The office ranking is a part of a larger scorecard that takes into consideration cities’ resilience to difficult economic conditions, talent pool, economic momentum, innovation and cost of living/office space. Those metrics peg Seattle as the fourth best tech market in the country behind a pair of San Francisco markets — Silicon Valley and San Francisco proper — and Austin.

Out-of-town companies are beating down Seattle’s door partially because the area is affordable compared to San Francisco and it has a comparable talent pool. JLL scores Seattle’s depth of talent as equal to San Francisco’s and trailing only Silicon Valley among U.S. tech markets.

According to JLL’s report, the Seattle area is home to three of the six most active tech neighborhoods in the country in terms of leasing — Lake Union, downtown Seattle and downtown Bellevue. Not one of those three neighborhoods appears among the top 30 most expensive office submarkets. In fact, office rents in the top Seattle-area neighborhoods are approximately 55 percent less than the most expensive neighborhoods in the San Francisco Bay Area.

One area where Seattle doesn’t come close to matching its Bay Area rivals is venture capital. JLL reports $614 million in funding in Seattle-Bellevue between the third quarter of last year and the second quarter of 2016. That figure ranks eighth in the U.S. and is only a drop in the bucket compared to the close to $11.3 billion and $5.3 billion in Silicon Valley and San Francisco, respectively.

Despite those big Bay Area numbers, venture capital funding nationwide has slowed recently. According to the JLL report, investment volume is down .75 percent over last year, and the number of venture-backed deals has decreased each of the last five quarters.

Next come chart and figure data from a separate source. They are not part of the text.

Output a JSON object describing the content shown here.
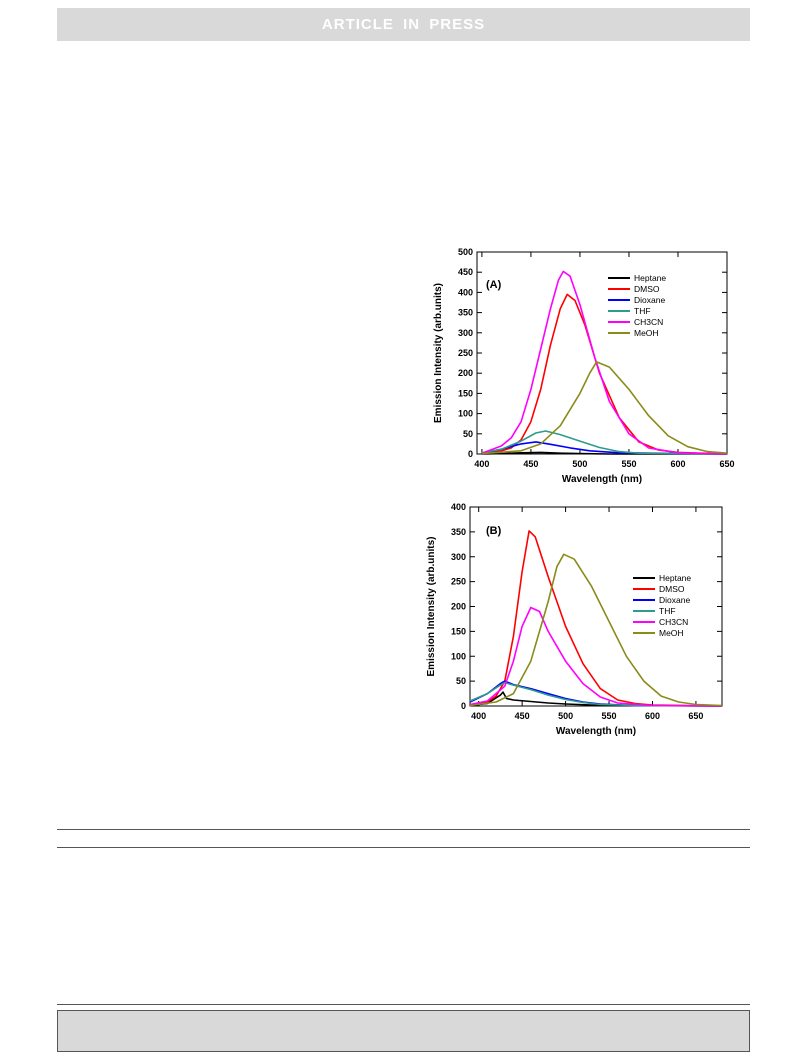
{
  "header": {
    "banner": "ARTICLE IN PRESS"
  },
  "chart_data": [
    {
      "type": "line",
      "panel_label": "(A)",
      "xlabel": "Wavelength (nm)",
      "ylabel": "Emission Intensity (arb.units)",
      "xlim": [
        395,
        650
      ],
      "ylim": [
        0,
        500
      ],
      "xticks": [
        400,
        450,
        500,
        550,
        600,
        650
      ],
      "yticks": [
        0,
        50,
        100,
        150,
        200,
        250,
        300,
        350,
        400,
        450,
        500
      ],
      "grid": false,
      "legend": "upper right",
      "series": [
        {
          "name": "Heptane",
          "color": "#000000",
          "points": [
            [
              400,
              0
            ],
            [
              420,
              1
            ],
            [
              440,
              3
            ],
            [
              460,
              4
            ],
            [
              480,
              2
            ],
            [
              500,
              1
            ],
            [
              530,
              0
            ],
            [
              650,
              0
            ]
          ]
        },
        {
          "name": "DMSO",
          "color": "#ff0000",
          "points": [
            [
              400,
              1
            ],
            [
              420,
              8
            ],
            [
              430,
              15
            ],
            [
              440,
              35
            ],
            [
              450,
              80
            ],
            [
              460,
              160
            ],
            [
              470,
              270
            ],
            [
              480,
              360
            ],
            [
              487,
              395
            ],
            [
              495,
              380
            ],
            [
              505,
              320
            ],
            [
              520,
              200
            ],
            [
              540,
              90
            ],
            [
              560,
              30
            ],
            [
              580,
              10
            ],
            [
              600,
              4
            ],
            [
              650,
              0
            ]
          ]
        },
        {
          "name": "Dioxane",
          "color": "#0000ff",
          "points": [
            [
              400,
              2
            ],
            [
              420,
              12
            ],
            [
              440,
              25
            ],
            [
              455,
              30
            ],
            [
              470,
              24
            ],
            [
              490,
              15
            ],
            [
              510,
              8
            ],
            [
              540,
              3
            ],
            [
              650,
              0
            ]
          ]
        },
        {
          "name": "THF",
          "color": "#2e9b8c",
          "points": [
            [
              400,
              3
            ],
            [
              420,
              12
            ],
            [
              440,
              32
            ],
            [
              455,
              52
            ],
            [
              465,
              57
            ],
            [
              480,
              48
            ],
            [
              500,
              32
            ],
            [
              520,
              16
            ],
            [
              540,
              6
            ],
            [
              560,
              2
            ],
            [
              650,
              0
            ]
          ]
        },
        {
          "name": "CH3CN",
          "color": "#ff00ff",
          "points": [
            [
              400,
              2
            ],
            [
              420,
              20
            ],
            [
              430,
              40
            ],
            [
              440,
              80
            ],
            [
              450,
              160
            ],
            [
              460,
              260
            ],
            [
              470,
              360
            ],
            [
              478,
              430
            ],
            [
              483,
              452
            ],
            [
              490,
              440
            ],
            [
              500,
              370
            ],
            [
              515,
              240
            ],
            [
              530,
              130
            ],
            [
              550,
              50
            ],
            [
              570,
              15
            ],
            [
              600,
              3
            ],
            [
              650,
              0
            ]
          ]
        },
        {
          "name": "MeOH",
          "color": "#8b8b1a",
          "points": [
            [
              400,
              1
            ],
            [
              440,
              8
            ],
            [
              460,
              25
            ],
            [
              480,
              70
            ],
            [
              500,
              150
            ],
            [
              510,
              200
            ],
            [
              517,
              228
            ],
            [
              530,
              215
            ],
            [
              550,
              160
            ],
            [
              570,
              95
            ],
            [
              590,
              45
            ],
            [
              610,
              18
            ],
            [
              630,
              6
            ],
            [
              650,
              2
            ]
          ]
        }
      ]
    },
    {
      "type": "line",
      "panel_label": "(B)",
      "xlabel": "Wavelength (nm)",
      "ylabel": "Emission Intensity (arb.units)",
      "xlim": [
        390,
        680
      ],
      "ylim": [
        0,
        400
      ],
      "xticks": [
        400,
        450,
        500,
        550,
        600,
        650
      ],
      "yticks": [
        0,
        50,
        100,
        150,
        200,
        250,
        300,
        350,
        400
      ],
      "grid": false,
      "legend": "right",
      "series": [
        {
          "name": "Heptane",
          "color": "#000000",
          "points": [
            [
              390,
              1
            ],
            [
              410,
              5
            ],
            [
              425,
              22
            ],
            [
              428,
              28
            ],
            [
              432,
              15
            ],
            [
              440,
              12
            ],
            [
              460,
              9
            ],
            [
              480,
              6
            ],
            [
              500,
              4
            ],
            [
              530,
              2
            ],
            [
              570,
              1
            ],
            [
              680,
              0
            ]
          ]
        },
        {
          "name": "DMSO",
          "color": "#ff0000",
          "points": [
            [
              390,
              1
            ],
            [
              410,
              8
            ],
            [
              420,
              20
            ],
            [
              430,
              50
            ],
            [
              440,
              140
            ],
            [
              450,
              270
            ],
            [
              458,
              352
            ],
            [
              465,
              340
            ],
            [
              480,
              260
            ],
            [
              500,
              160
            ],
            [
              520,
              85
            ],
            [
              540,
              35
            ],
            [
              560,
              12
            ],
            [
              580,
              5
            ],
            [
              600,
              2
            ],
            [
              680,
              0
            ]
          ]
        },
        {
          "name": "Dioxane",
          "color": "#0000ff",
          "points": [
            [
              390,
              8
            ],
            [
              410,
              25
            ],
            [
              425,
              45
            ],
            [
              430,
              50
            ],
            [
              440,
              43
            ],
            [
              460,
              35
            ],
            [
              480,
              25
            ],
            [
              500,
              15
            ],
            [
              520,
              8
            ],
            [
              540,
              4
            ],
            [
              580,
              1
            ],
            [
              680,
              0
            ]
          ]
        },
        {
          "name": "THF",
          "color": "#2e9b8c",
          "points": [
            [
              390,
              10
            ],
            [
              410,
              25
            ],
            [
              425,
              42
            ],
            [
              430,
              47
            ],
            [
              440,
              42
            ],
            [
              460,
              33
            ],
            [
              480,
              22
            ],
            [
              500,
              13
            ],
            [
              520,
              7
            ],
            [
              540,
              3
            ],
            [
              580,
              1
            ],
            [
              680,
              0
            ]
          ]
        },
        {
          "name": "CH3CN",
          "color": "#ff00ff",
          "points": [
            [
              390,
              3
            ],
            [
              410,
              10
            ],
            [
              430,
              40
            ],
            [
              440,
              90
            ],
            [
              450,
              160
            ],
            [
              460,
              198
            ],
            [
              470,
              190
            ],
            [
              480,
              150
            ],
            [
              500,
              90
            ],
            [
              520,
              45
            ],
            [
              540,
              18
            ],
            [
              560,
              6
            ],
            [
              600,
              1
            ],
            [
              680,
              0
            ]
          ]
        },
        {
          "name": "MeOH",
          "color": "#8b8b1a",
          "points": [
            [
              390,
              1
            ],
            [
              420,
              8
            ],
            [
              440,
              25
            ],
            [
              460,
              90
            ],
            [
              480,
              210
            ],
            [
              490,
              280
            ],
            [
              498,
              305
            ],
            [
              510,
              295
            ],
            [
              530,
              240
            ],
            [
              550,
              170
            ],
            [
              570,
              100
            ],
            [
              590,
              50
            ],
            [
              610,
              20
            ],
            [
              630,
              8
            ],
            [
              650,
              3
            ],
            [
              680,
              1
            ]
          ]
        }
      ]
    }
  ]
}
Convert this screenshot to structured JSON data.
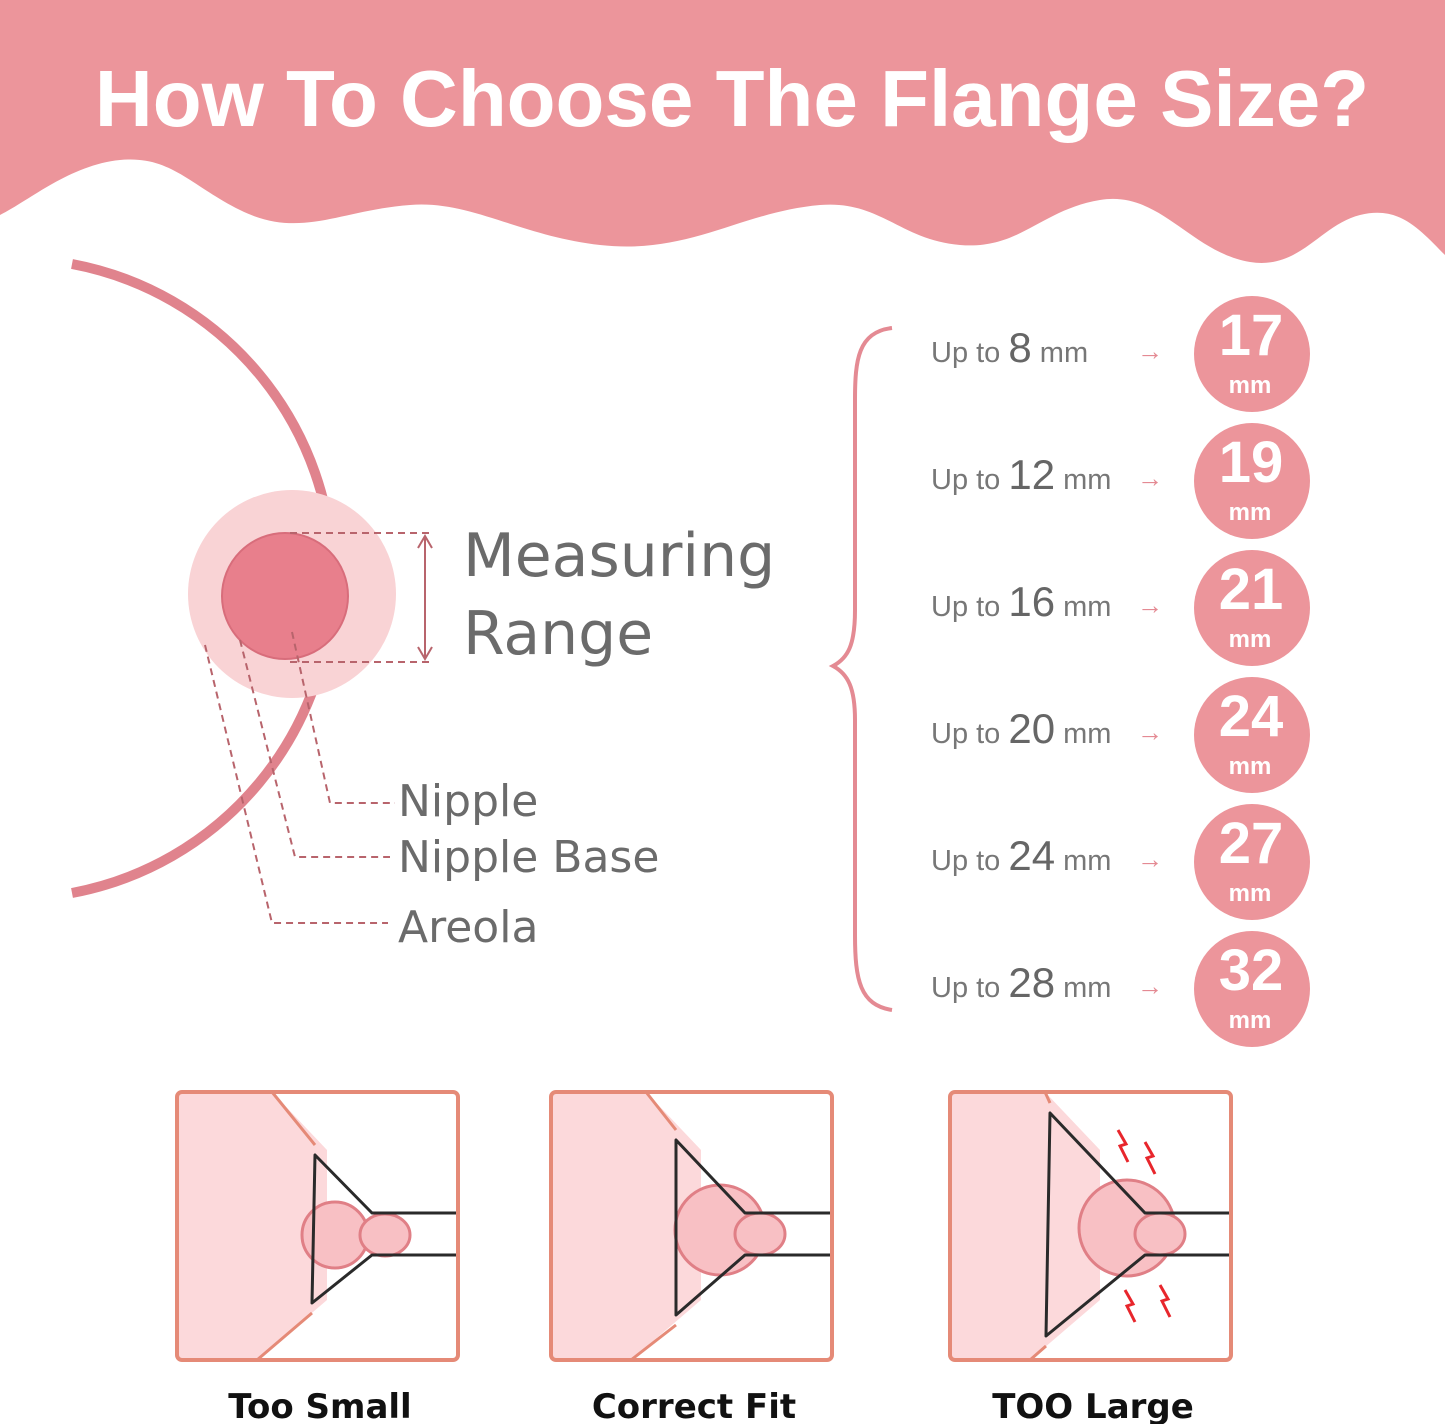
{
  "header": {
    "title": "How To Choose The Flange Size?"
  },
  "colors": {
    "brand_pink": "#ec959b",
    "nipple": "#e87f8c",
    "areola": "#f9d3d5",
    "outline": "#e0838d",
    "zap": "#e8262c"
  },
  "diagram": {
    "measuring_label_line1": "Measuring",
    "measuring_label_line2": "Range",
    "parts": [
      "Nipple",
      "Nipple Base",
      "Areola"
    ]
  },
  "size_table": {
    "prefix": "Up to",
    "unit": "mm",
    "arrow": "→",
    "rows": [
      {
        "measure": "8",
        "flange": "17"
      },
      {
        "measure": "12",
        "flange": "19"
      },
      {
        "measure": "16",
        "flange": "21"
      },
      {
        "measure": "20",
        "flange": "24"
      },
      {
        "measure": "24",
        "flange": "27"
      },
      {
        "measure": "28",
        "flange": "32"
      }
    ]
  },
  "fit_examples": [
    {
      "label": "Too Small",
      "icon": "flange-too-small"
    },
    {
      "label": "Correct Fit",
      "icon": "flange-correct-fit"
    },
    {
      "label": "TOO Large",
      "icon": "flange-too-large"
    }
  ]
}
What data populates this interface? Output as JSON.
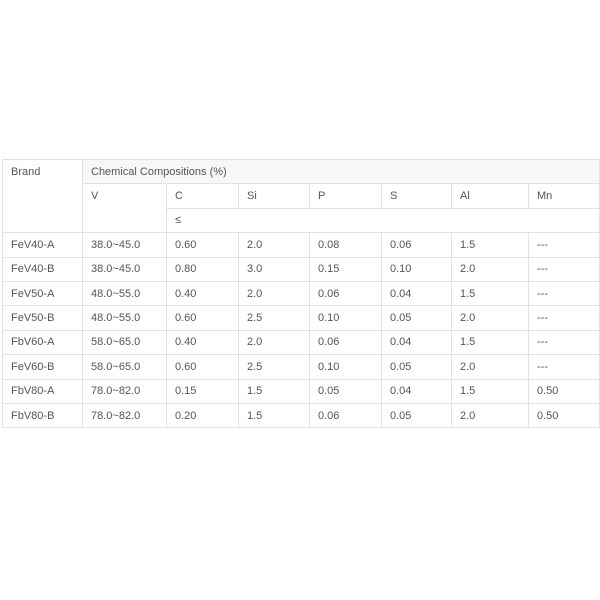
{
  "table": {
    "brand_header": "Brand",
    "group_header": "Chemical Compositions (%)",
    "elements": [
      "V",
      "C",
      "Si",
      "P",
      "S",
      "Al",
      "Mn"
    ],
    "limit_symbol": "≤",
    "rows": [
      [
        "FeV40-A",
        "38.0~45.0",
        "0.60",
        "2.0",
        "0.08",
        "0.06",
        "1.5",
        "---"
      ],
      [
        "FeV40-B",
        "38.0~45.0",
        "0.80",
        "3.0",
        "0.15",
        "0.10",
        "2.0",
        "---"
      ],
      [
        "FeV50-A",
        "48.0~55.0",
        "0.40",
        "2.0",
        "0.06",
        "0.04",
        "1.5",
        "---"
      ],
      [
        "FeV50-B",
        "48.0~55.0",
        "0.60",
        "2.5",
        "0.10",
        "0.05",
        "2.0",
        "---"
      ],
      [
        "FbV60-A",
        "58.0~65.0",
        "0.40",
        "2.0",
        "0.06",
        "0.04",
        "1.5",
        "---"
      ],
      [
        "FeV60-B",
        "58.0~65.0",
        "0.60",
        "2.5",
        "0.10",
        "0.05",
        "2.0",
        "---"
      ],
      [
        "FbV80-A",
        "78.0~82.0",
        "0.15",
        "1.5",
        "0.05",
        "0.04",
        "1.5",
        "0.50"
      ],
      [
        "FbV80-B",
        "78.0~82.0",
        "0.20",
        "1.5",
        "0.06",
        "0.05",
        "2.0",
        "0.50"
      ]
    ]
  }
}
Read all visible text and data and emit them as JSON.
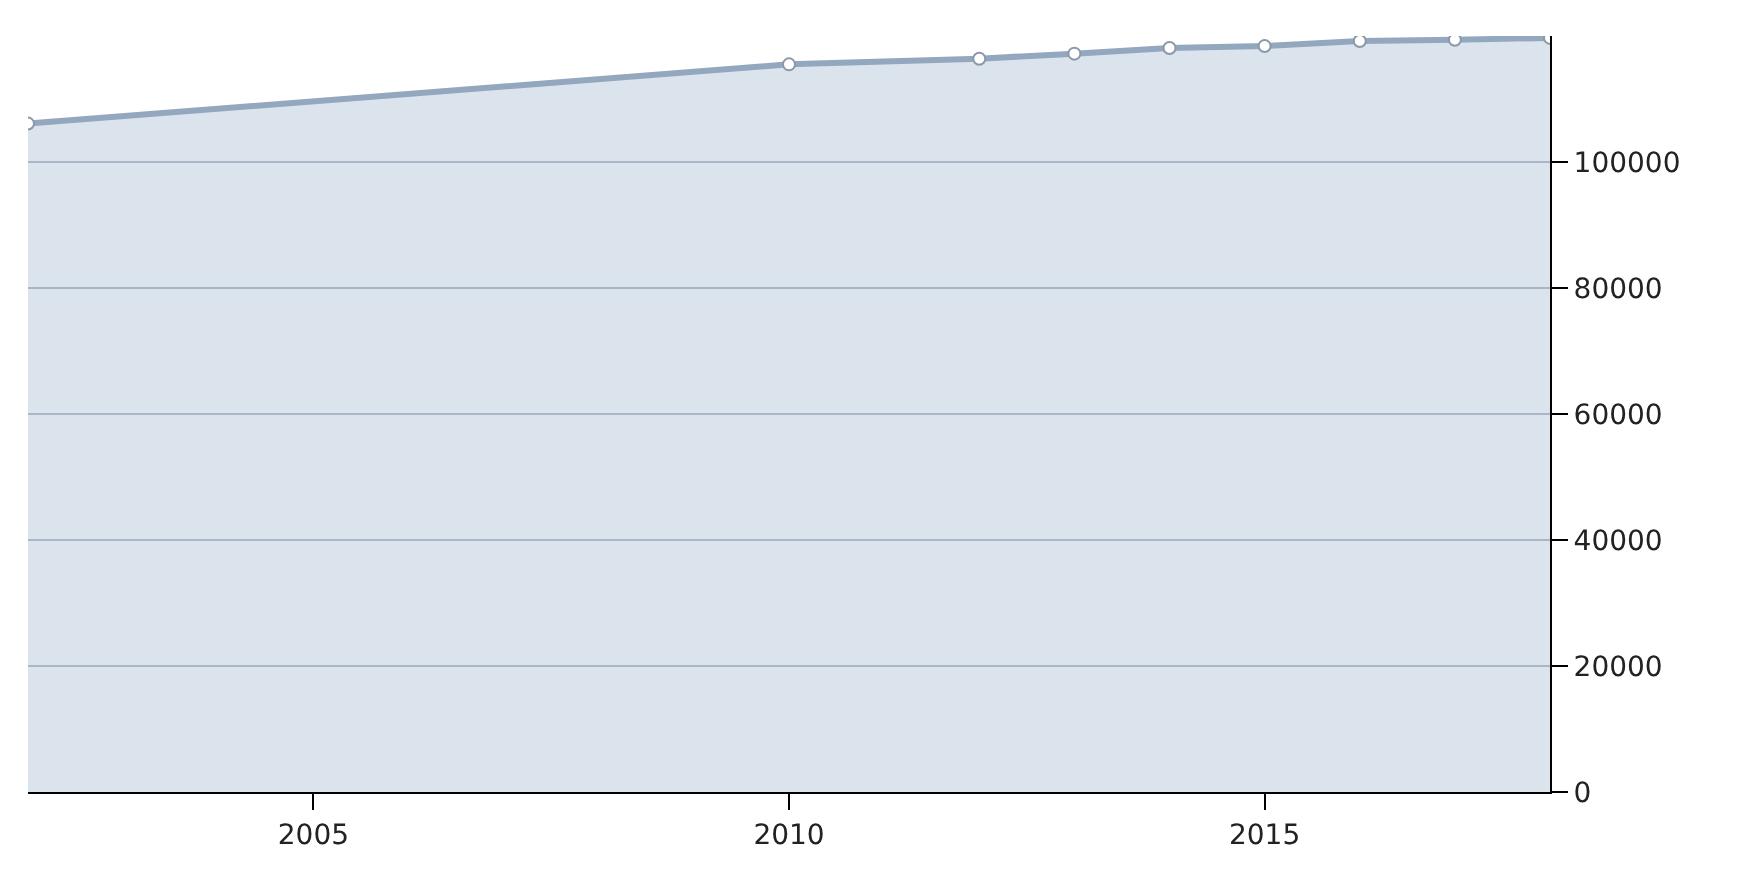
{
  "chart_data": {
    "type": "area",
    "x": [
      2002,
      2010,
      2012,
      2013,
      2014,
      2015,
      2016,
      2017,
      2018
    ],
    "series": [
      {
        "color": "#93a7bf",
        "values": [
          106100,
          115500,
          116400,
          117200,
          118100,
          118400,
          119200,
          119400,
          119700
        ]
      }
    ],
    "xlim": [
      2002,
      2018
    ],
    "xticks": [
      2005,
      2010,
      2015
    ],
    "ylim": [
      0,
      120000
    ],
    "yticks": [
      0,
      20000,
      40000,
      60000,
      80000,
      100000
    ],
    "grid": "y",
    "marker": "circle"
  }
}
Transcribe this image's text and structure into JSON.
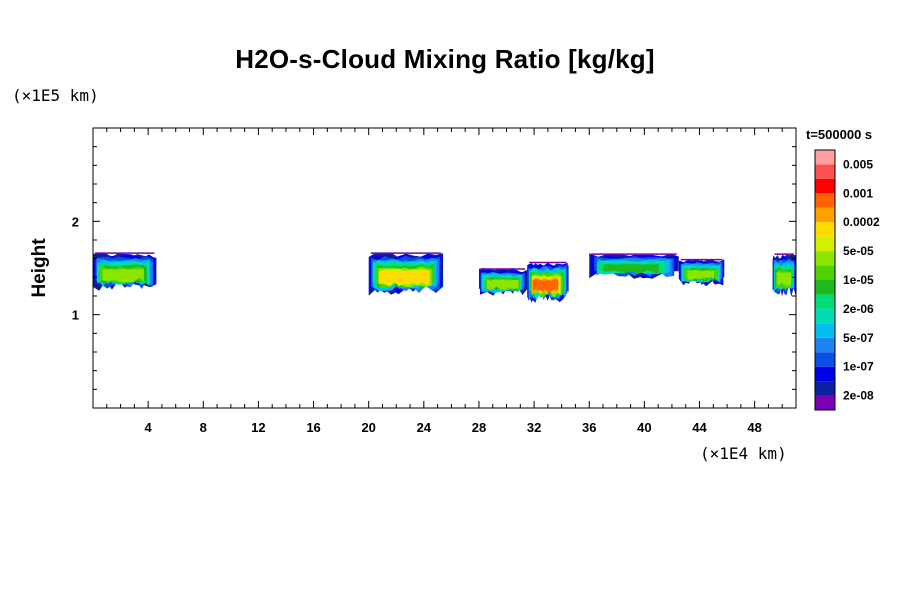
{
  "chart_data": {
    "type": "heatmap",
    "title": "H2O-s-Cloud Mixing Ratio [kg/kg]",
    "xunit": "(×1E4 km)",
    "yunit": "(×1E5 km)",
    "ylabel": "Height",
    "xlabel": "",
    "time_label": "t=500000 s",
    "xlim": [
      0,
      51
    ],
    "ylim": [
      0,
      3
    ],
    "x_ticks": [
      4,
      8,
      12,
      16,
      20,
      24,
      28,
      32,
      36,
      40,
      44,
      48
    ],
    "y_ticks": [
      1,
      2
    ],
    "colorbar": {
      "colors": [
        "#7b00b4",
        "#0a20a0",
        "#0000e6",
        "#0a50e6",
        "#1e82f0",
        "#00bef0",
        "#00dcb4",
        "#00dc78",
        "#1eb91e",
        "#50d200",
        "#8ce600",
        "#d2f000",
        "#ffdc00",
        "#ffa000",
        "#ff6400",
        "#ff0000",
        "#ff5050",
        "#ffa0a0"
      ],
      "labels": [
        "2e-08",
        "1e-07",
        "5e-07",
        "2e-06",
        "1e-05",
        "5e-05",
        "0.0002",
        "0.001",
        "0.005"
      ]
    },
    "cloud_regions": [
      {
        "x": [
          0.0,
          4.6
        ],
        "y": [
          1.25,
          1.67
        ],
        "peak": "1e-05"
      },
      {
        "x": [
          20.0,
          25.4
        ],
        "y": [
          1.2,
          1.67
        ],
        "peak": "5e-05"
      },
      {
        "x": [
          28.0,
          31.5
        ],
        "y": [
          1.2,
          1.5
        ],
        "peak": "1e-05"
      },
      {
        "x": [
          31.5,
          34.5
        ],
        "y": [
          1.12,
          1.57
        ],
        "peak": "0.0002"
      },
      {
        "x": [
          36.0,
          42.5
        ],
        "y": [
          1.38,
          1.66
        ],
        "peak": "2e-06"
      },
      {
        "x": [
          42.5,
          45.8
        ],
        "y": [
          1.3,
          1.6
        ],
        "peak": "1e-05"
      },
      {
        "x": [
          49.3,
          51.0
        ],
        "y": [
          1.18,
          1.66
        ],
        "peak": "1e-05"
      }
    ]
  }
}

Initial public offerings, another important funding mechanism for tech companies, are down as well. JLL reports that tech companies have been more careful when considering expansion as a result of this funding crunch. But that doesn’t mean the tech industry is heading to a downturn.

“If you thought the technology industry was coming to the end of its reign because of slowing venture capital investment and a dry IPO pipeline, you were, well, wrong,” according to the report. “While it’s true that economic expansion, in general, is beginning to slow after nearly seven years of growth, the technology sector remains the leading industry for real estate expansion in the United States — driving nearly 25 percent of leasing activity across the country over the last two years.”

It’s not just Seattle and San Francisco getting all the attention from tech companies. Areas like Indianapolis, Nashville, New Jersey, San Diego and other places not normally associated with technology have seen growth from startups as well as large companies.

JLL reports that 63 percent of tech companies that signed leases for more than 20,000 square feet of office space throughout the U.S. over the past year are growing. Only 4.6 percent of those tech companies were shrinking their real estate footprint.